Ukraine moves closer to visa-free EU travel

Ukrainian parliament finally passes EU-brokered bill that bans workplace discrimination against sexual minorities

Ukraine moves closer to visa-free EU travel

World Bulletin / News Desk

Ukraine's parliament Thursday finally banned discrimination against gays in the workplace during a heated session on legislation that could open the door to visa-free travel to much of the EU in 2016.

The controversial bill in the deeply conservative eastern European country had failed on two previous occasions in the past week.

But it mustered the required parliamentary majority after an astonishing six consecutive votes in a raucous morning session.

One constitutional expert said that the entire adoption process seemed illegal but that such manoeuvring was becoming common in the war-scarred and at times seemingly rudderless former Soviet state.

Parliament speaker Volodymyr Groysman told lawmakers after they had collected the required 234 votes in the 450-seat chamber that the change did not alter Ukraine's "traditional values" or offer same-sex marriage rights.

"The main values of any country are people and their rights. I stand with you in favour of family values," Groysman said after the final vote.

"I hear all sorts of fake comments about how Ukraine could now adopt some sort of same-sex marriages. God forbid that this should happen," said the close ally of Western-backed President Petro Poroshenko.

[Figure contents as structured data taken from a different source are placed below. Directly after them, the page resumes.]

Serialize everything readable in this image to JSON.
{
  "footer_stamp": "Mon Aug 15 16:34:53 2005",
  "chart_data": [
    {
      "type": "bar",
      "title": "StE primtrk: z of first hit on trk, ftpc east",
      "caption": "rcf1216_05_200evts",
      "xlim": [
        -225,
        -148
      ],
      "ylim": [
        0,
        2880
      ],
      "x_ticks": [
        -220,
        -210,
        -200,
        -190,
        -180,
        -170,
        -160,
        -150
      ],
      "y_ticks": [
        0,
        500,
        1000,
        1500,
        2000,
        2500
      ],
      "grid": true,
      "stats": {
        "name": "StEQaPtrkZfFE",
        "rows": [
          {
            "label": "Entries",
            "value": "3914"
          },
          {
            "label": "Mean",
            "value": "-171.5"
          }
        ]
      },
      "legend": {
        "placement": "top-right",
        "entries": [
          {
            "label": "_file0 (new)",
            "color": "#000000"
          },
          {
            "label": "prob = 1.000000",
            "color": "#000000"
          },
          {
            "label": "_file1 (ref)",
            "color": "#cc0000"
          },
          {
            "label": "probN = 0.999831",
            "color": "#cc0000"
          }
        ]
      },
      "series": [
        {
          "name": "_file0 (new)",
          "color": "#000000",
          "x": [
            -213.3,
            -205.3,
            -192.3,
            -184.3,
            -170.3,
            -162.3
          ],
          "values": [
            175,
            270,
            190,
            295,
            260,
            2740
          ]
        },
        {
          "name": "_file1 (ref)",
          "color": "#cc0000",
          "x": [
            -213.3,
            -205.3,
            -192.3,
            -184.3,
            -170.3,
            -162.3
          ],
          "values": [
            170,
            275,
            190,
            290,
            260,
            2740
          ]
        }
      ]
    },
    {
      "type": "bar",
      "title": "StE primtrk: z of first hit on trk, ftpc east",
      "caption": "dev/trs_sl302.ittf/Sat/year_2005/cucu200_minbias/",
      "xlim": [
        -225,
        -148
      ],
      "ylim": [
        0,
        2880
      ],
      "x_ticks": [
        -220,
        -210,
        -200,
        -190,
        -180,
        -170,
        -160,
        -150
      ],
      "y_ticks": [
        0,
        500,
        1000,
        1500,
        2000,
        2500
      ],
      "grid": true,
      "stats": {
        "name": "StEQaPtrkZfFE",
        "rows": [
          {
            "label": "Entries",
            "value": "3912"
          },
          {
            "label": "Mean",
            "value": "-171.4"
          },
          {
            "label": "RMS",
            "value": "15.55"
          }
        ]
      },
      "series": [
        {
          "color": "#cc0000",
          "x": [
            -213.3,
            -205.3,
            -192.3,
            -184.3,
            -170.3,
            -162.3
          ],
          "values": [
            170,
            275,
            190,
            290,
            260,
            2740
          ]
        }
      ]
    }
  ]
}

"We would never support that," Groysman stressed.

Poroshenko echoed the parliamentary speaker's comments in a tweet.

"Ukraine is breaking the shackles of its Soviet past," Poroshenko wrote. "And family values -- they are indestructible."

Some experts said it was simply illegally for the speaker to require deputies to keep voting until the government's agenda was met.

"If a draft law is not adopted in the first reading, it is sent for a review and possible revisions, and then voted on again in the subsequent session," Mykola Davydiuk of Kyiv's Politika research centre said.

"But there are about 10 Groysman allies who -- when a piece of legislation they like fails -- simply announce that their voting cards did not work properly," Davydiuk said.

"This had been our practise for a while now."

There was no immediate comment from EU officials about either the bill's adoption or the way it was passed.

Brussels wants Ukraine -- which overthrew its former corrupted leadership last year -- to adopt 13 laws that take a tougher approach on corruption and ensure broader basic rights.

Most have now been adopted. But time is running out because an EU commission will review on December 15 whether Kyiv has done enough to merit visa-free travel by the middle of next year.